La vocación al Opus Dei viene a confirmar todo eso; hasta el punto de que uno de los signos esenciales de esa vocación es precisamente vivir en el mundo y desempeñar allí un trabajo —contando, vuelvo a decir, con las propias imperfecciones personales— de la manera más perfecta posible, tanto desde el punto de vista humano, como desde el sobrenatural. Es decir, un trabajo que contribuya eficazmente a la edificación de la ciudad terrena —y que esté, por tanto, hecho con competencia y con espíritu de servicio— y a la consagración del mundo, y que, por tanto, sea santificador y santificado.

Quienes quieren vivir con perfección su fe y practicar el apostolado según el espíritu del Opus Dei, deben santificarse con la profesión, santificar la profesión y santificar a los demás con la profesión. Viviendo así, sin distinguirse por tanto de los otros ciudadanos, iguales a ellos, que con ellos trabajan, se esfuerzan por identificarse con Cristo, imitando sus treinta años de trabajo en el taller de Nazareth.

Porque esa tarea ordinaria es no sólo el ámbito en el que se deben santificar, sino la materia misma de su santidad: en medio de las incidencias de la jornada, descubren la mano de Dios, y encuentran estímulo para su vida de oración. El mismo quehacer profesional les pone en contacto con otras personas —parientes, amigos, colegas— y con los grandes problemas que afectan a su sociedad o al mundo entero, y les ofrece así la ocasión de vivir esa entrega al servicio de los demás que es esencial a los cristianos. Así, deben esforzarse por dar un verdadero y auténtico testimonio de Cristo, para que todos aprendan a conocer y a amar al Señor, a descubrir que la vida normal en el mundo, el trabajo de todos los días, puede ser un encuentro con Dios.

En otras palabras, la santidad y el apostolado forman una sola cosa con la vida de los socios de la Obra, y por eso el trabajo es el quicio de su vida espiritual. Su entrega a Dios se injerta en el trabajo, que desarrollaban antes de venir a la Obra y que continúan ejerciendo después.

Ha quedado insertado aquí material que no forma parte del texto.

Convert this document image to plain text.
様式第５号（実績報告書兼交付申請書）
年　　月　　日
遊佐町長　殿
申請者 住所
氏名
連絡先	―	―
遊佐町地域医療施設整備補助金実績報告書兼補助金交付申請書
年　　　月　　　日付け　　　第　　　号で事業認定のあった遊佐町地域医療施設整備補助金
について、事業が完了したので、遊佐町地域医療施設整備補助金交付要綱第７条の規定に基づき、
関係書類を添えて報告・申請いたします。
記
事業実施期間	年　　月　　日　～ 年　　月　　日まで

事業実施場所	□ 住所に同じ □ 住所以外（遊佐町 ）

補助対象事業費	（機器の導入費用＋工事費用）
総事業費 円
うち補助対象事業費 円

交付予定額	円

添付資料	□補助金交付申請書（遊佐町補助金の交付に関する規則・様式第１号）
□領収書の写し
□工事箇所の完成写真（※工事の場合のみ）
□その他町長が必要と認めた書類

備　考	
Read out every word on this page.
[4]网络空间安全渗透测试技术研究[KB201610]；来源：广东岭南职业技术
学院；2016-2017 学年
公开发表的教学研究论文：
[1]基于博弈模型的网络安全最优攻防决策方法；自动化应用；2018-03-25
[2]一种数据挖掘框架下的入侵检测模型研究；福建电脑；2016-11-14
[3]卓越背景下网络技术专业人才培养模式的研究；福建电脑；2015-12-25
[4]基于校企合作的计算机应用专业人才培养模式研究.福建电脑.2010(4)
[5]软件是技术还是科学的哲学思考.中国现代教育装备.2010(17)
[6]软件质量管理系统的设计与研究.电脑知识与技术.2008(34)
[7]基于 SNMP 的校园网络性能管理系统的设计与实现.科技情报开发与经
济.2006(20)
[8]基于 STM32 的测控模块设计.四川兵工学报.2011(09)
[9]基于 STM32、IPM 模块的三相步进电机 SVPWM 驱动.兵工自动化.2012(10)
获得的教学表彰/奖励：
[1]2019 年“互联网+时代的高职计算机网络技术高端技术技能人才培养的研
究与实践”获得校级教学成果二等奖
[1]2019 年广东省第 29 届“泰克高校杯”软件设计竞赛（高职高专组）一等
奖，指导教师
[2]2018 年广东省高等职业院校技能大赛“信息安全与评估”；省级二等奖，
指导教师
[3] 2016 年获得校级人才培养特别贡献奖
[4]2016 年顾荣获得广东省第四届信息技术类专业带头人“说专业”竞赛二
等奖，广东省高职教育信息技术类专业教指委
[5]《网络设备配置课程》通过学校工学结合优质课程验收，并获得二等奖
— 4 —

Cuando, en los primeros años de mi actividad pastoral, empecé a predicar estas cosas, algunas personas no me entendieron, otras se escandalizaron: estaban acostumbradas a oír hablar del mundo siempre en un sentido peyorativo. El Señor me había hecho entender, y yo procuraba hacerlo entender a los demás, que el mundo es bueno, porque las obras de Dios son siempre perfectas, y que somos los hombres los que hacemos malo al mundo por el pecado.

Decía entonces, y sigo diciendo ahora, que hemos de amar el mundo, porque en el mundo encontramos a Dios, porque en los sucesos y acontecimientos del mundo Dios se nos manifiesta y se nos revela.

El mal y el bien se mezclan en la historia humana, y el cristiano deberá ser por eso una criatura que sepa discernir; pero jamás ese discernimiento le debe llevar a negar la bondad de las obras de Dios, sino, al contrario, a reconocer lo divino que se manifiesta en lo humano, incluso detrás de nuestras propias flaquezas. Un buen lema para la vida cristiana puede encontrarse en aquellas palabras del Apóstol: Todas las cosas son vuestras, y vosotros de Cristo, y Cristo de Dios (1 Cor 3, 22-23), para realizar así los designios de ese Dios que quiere salvar al mundo.